If anything, we are likely to spend longer around the table en famille. In 1975, 87 per cent of meals at home were eaten in less than 30 minutes, compared to 83 per cent in 2000. "It is reasonable to assume that people who sit down for more than 30 minutes are most likely to do it with either their families or visitors," said Dr Southerton.

25 years of social change


Viewing has increased most rapidly in the Netherlands and Norway but, surprisingly, remains at similar levels in the UK and has fallen in America. The average minutes per day watching TV here were 122 in 1975 and 129 in 2000. People in all four countries now spend less time listening to the radio and walking. Walking took up six minutes a day in the UK in 1975 and three minutes a day in 2000 - perhaps a result of the availability of cars.


There is an evident passion for gardening among people in the UK, which has led to a nine-minute per day increase (from eight to 17 minutes). Religious activities are also up among those surveyed in Britain, though the figures are not exactly encouraging: one minute in 1975 to three a day in 2000.


Despite the advent of TV chefs, we are spending less time preparing meals in 2000 than we did in 1975, though men are spending a lot more time in the kitchen and women a lot less. And because of modern conveniences, we also have more time to sleep. We spent 451 minutes asleep in each 24 hours in 1975, and 503 minutes in 2000

Dinner party memories

Claire Rayner Agony Aunt

Ken and Barbara Follett had a dinner party just after Tony Blair won the Labour leadership. I was sitting next to Blair, with Hugh Laurie nearby. I thought I would much rather be next to Hugh Laurie. My husband was between Fay Weldon and Joan Collins. It was so star-studded it was a joke.

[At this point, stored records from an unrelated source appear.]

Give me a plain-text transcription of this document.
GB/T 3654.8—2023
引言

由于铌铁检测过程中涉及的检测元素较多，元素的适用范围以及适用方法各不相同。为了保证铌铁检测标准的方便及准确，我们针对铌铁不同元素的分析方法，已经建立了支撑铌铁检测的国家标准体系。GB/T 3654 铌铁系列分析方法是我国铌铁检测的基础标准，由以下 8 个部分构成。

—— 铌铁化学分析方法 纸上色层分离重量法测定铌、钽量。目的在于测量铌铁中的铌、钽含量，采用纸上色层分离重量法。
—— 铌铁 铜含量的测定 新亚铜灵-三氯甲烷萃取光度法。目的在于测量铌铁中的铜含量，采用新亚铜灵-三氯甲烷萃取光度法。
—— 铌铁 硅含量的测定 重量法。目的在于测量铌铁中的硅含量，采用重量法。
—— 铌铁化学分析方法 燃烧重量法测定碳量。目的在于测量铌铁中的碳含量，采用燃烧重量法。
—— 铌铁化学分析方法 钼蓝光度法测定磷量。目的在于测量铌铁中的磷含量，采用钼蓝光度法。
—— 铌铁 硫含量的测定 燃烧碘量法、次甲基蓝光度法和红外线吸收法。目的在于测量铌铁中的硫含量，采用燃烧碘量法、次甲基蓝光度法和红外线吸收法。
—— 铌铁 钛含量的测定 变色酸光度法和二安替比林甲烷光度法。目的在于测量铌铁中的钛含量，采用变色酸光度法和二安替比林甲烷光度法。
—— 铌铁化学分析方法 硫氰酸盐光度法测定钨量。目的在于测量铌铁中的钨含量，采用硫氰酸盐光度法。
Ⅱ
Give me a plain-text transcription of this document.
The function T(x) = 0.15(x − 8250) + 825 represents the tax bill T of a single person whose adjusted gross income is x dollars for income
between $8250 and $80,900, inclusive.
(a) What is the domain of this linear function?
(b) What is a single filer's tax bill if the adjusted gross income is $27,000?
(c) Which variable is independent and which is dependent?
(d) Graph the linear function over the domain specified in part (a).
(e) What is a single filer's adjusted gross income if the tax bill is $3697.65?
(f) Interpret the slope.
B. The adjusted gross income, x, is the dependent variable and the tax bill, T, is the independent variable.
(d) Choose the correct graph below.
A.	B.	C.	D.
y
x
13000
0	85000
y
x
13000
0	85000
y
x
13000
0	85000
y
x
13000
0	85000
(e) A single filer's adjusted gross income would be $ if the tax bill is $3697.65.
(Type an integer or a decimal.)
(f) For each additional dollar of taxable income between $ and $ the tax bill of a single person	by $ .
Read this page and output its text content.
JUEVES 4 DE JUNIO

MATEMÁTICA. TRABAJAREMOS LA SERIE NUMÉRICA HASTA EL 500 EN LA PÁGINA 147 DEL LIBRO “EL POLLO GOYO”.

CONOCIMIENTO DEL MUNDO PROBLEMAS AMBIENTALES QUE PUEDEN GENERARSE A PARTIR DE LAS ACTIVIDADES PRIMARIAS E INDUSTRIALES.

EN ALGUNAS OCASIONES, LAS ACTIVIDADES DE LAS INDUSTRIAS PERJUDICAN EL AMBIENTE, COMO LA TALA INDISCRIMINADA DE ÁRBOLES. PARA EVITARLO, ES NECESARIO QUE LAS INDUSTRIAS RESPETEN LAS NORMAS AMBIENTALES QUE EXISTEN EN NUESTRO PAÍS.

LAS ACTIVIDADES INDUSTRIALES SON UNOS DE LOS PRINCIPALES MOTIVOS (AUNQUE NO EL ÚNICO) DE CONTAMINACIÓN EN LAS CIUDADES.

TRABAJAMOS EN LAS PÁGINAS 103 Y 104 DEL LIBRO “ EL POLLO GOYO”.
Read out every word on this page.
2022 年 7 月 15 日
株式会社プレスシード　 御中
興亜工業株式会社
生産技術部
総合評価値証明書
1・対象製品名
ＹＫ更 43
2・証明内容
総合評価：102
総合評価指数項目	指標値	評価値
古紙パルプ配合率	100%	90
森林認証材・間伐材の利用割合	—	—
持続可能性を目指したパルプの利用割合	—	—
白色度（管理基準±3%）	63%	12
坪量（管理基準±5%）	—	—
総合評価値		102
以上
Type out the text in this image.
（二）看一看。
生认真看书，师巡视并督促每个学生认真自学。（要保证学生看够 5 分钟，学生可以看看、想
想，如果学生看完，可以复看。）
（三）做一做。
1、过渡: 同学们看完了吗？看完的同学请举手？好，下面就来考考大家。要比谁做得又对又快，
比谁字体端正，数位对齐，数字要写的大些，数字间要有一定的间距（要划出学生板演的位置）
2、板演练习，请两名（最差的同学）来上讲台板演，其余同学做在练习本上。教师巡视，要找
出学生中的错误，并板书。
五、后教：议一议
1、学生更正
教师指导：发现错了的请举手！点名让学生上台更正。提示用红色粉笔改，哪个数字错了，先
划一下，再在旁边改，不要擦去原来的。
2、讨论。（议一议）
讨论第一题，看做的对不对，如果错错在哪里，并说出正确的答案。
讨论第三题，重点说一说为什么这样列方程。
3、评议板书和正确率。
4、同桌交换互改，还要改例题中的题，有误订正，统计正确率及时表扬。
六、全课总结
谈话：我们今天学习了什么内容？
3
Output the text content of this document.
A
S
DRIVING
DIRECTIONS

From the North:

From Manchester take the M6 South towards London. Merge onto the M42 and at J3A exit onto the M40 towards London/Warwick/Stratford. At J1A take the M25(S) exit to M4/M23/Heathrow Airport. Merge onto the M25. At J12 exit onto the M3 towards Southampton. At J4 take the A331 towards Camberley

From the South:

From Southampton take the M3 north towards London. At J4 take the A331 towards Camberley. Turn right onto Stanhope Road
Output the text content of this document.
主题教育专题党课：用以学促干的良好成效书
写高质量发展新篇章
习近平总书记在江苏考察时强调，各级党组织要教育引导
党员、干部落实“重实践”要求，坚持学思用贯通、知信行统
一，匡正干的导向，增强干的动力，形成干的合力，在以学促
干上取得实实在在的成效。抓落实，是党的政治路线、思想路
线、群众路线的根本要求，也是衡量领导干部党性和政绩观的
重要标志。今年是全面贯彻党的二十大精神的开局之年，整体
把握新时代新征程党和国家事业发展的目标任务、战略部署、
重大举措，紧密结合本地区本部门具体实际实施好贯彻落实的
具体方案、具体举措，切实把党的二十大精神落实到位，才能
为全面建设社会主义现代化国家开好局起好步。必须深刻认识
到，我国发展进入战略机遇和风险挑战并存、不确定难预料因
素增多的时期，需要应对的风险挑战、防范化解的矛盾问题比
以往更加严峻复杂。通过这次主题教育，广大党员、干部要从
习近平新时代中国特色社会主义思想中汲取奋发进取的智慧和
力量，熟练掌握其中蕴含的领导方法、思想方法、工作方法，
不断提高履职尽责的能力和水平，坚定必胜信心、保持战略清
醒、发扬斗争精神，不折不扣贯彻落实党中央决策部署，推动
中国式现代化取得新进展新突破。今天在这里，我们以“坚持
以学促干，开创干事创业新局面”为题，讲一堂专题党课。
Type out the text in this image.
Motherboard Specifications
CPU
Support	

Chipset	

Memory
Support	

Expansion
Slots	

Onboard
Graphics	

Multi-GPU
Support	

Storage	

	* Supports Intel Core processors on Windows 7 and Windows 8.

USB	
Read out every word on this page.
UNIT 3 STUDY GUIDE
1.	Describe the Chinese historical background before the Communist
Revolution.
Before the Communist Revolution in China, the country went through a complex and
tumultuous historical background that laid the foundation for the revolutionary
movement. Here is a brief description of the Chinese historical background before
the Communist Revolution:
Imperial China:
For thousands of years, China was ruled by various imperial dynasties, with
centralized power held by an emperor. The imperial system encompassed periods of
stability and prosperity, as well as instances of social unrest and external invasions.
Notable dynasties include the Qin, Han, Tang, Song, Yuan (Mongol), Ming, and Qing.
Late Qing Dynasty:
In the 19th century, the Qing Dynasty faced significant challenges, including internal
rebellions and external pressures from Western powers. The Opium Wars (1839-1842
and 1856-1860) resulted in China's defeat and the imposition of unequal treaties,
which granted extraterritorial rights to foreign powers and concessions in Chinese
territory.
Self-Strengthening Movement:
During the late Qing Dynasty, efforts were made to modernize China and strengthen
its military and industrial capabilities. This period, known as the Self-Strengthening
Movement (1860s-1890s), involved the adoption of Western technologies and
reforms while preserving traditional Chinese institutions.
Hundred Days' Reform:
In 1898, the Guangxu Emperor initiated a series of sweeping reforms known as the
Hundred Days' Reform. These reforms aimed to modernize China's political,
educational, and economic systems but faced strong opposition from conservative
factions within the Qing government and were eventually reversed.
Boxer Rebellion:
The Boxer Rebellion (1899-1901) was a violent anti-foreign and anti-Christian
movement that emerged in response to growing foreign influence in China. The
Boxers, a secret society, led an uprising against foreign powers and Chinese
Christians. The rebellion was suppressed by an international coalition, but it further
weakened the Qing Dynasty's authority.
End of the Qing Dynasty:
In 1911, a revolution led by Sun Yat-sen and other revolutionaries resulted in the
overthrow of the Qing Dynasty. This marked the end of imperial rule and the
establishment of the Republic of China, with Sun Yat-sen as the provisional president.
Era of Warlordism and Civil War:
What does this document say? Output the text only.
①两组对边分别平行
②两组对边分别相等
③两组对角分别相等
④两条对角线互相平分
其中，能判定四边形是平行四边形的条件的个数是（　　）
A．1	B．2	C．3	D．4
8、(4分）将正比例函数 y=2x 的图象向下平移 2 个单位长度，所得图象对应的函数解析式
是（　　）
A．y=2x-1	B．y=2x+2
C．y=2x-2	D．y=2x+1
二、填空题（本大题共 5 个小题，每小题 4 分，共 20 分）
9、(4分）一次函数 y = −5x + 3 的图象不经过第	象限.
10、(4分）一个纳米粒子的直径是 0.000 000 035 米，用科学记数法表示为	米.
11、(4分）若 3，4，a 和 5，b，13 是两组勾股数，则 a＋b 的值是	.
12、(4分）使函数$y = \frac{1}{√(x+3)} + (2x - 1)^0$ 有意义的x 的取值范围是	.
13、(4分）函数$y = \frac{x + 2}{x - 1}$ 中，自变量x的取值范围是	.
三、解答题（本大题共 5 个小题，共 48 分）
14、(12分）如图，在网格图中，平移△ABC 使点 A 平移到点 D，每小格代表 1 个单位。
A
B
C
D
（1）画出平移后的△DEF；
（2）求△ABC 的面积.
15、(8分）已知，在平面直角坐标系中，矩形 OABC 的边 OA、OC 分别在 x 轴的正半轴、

Rowan Pelling Former Editor, 'Erotic Review'

I threw a "toga" dinner party at 17 which was the bottom line of sophistication. I couldn't cook, so I made grilled grapefruit as a starter. Not only was it a disgusting concept but I managed to burn it. By that stage, four of the guests had not turned up and they were the much-needed boys. It was one of those events where the boy you ask for yourself ends up snogging someone else.

Shazia Mirza Comedian

My parents had dinner parties with neighbours and family when I was about seven or eight. They were memorable because of my mum's bad cooking. She put too much chilli in everything. All the food had chilli, even the cakes. People would pretend to eat it but when they left we'd find curries chucked over the garden wall.

Stephen Bayley Style Guru

Last Christmas I reviewed food books for Radio 4, reserving special scorn for a fish encyclopaedia. Days later I found myself at dinner sitting next to the author. The two of us might have avoided the issue had not our hostess said by way of breaking the ice: "Oh yes, Stephen reviewed your book on the radio."